Ukraine War Reveals Dangerous New Russian Ballistic Missile Feature: PENAIDs a Force Multiplier for Iskander Arsenal

Although Russia has refrained from committing many of its most capable assets to its military operation in Ukraine, which was initiated on February 24, the conflict has provided some insight into the country’s military capabilities particularly as it has made extensive use of standoff ballistic and cruise missiles for precision strikes. 
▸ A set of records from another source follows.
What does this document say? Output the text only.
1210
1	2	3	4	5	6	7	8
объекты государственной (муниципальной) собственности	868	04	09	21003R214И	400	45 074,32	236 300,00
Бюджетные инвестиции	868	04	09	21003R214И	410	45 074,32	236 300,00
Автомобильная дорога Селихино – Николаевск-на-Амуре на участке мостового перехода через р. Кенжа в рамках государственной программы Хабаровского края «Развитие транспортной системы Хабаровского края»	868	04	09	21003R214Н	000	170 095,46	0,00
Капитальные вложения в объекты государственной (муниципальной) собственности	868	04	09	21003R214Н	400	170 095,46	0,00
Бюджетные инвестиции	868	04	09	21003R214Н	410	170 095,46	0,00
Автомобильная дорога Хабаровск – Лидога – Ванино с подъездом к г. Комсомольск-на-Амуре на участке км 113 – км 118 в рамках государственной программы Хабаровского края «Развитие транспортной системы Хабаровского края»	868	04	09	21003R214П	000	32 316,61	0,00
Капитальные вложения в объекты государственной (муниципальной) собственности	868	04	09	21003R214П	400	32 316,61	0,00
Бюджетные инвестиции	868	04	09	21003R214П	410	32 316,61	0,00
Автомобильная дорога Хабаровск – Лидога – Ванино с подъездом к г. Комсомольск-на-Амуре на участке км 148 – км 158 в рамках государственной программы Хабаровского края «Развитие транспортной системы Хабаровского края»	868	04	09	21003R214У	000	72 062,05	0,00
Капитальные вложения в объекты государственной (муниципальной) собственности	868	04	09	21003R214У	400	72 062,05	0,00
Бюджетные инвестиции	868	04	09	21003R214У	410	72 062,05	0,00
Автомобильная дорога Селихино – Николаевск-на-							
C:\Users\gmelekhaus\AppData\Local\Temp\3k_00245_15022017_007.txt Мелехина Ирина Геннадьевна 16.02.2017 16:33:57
Russia’s only class of ground launched tactical ballistic missile the Iskander-M, which was previously deployed in conflicts in Syria and Georgia and represents one of the most heavily relied on assets in the Russian Army, has been revealed to have a force multiplying asset a penetration aid (PENAID) designed to help it confuse enemy ballistic missile defences. The system is reportedly activated when a missile is targeted by air defences, and releases once the missile determines it is threatened. A single missile from the Iskander-M system can be loaded with at least six decoys in tubes at the base of the body. 

It remains uncertain how the new PENAIDs work, but they appear to feature two different kinds of countermeasures: a jammer for disrupting radar frequency emitters and a heat decoy to confuse infrared-guided missiles. The body of the decoy itself may also serve as a spoof by creating a larger radar signature to appear as a real missile without needing to interfere with enemy systems. Ukraine deploys a range of assets well suited to defence against short range ballistic missiles, most notably the S-300V and the S-300PS/PT, although their ability to engage targets such as the Iskander remains highly questionable with the systems having been built in the 1980s and seeing negligible improvements to their capabilities since. 

The Iskander was designed to be able to evade the most advanced NATO air defences, and combines launches using depressed quasi-ballistic trajectories with hypersonic speeds on impact and a high level of manoeuvrability considered well beyond the capabilities of Ukrainian defences to threaten. The use of the new system could well provide valuable information to both Ukraine's NATO allies and to Russia itself.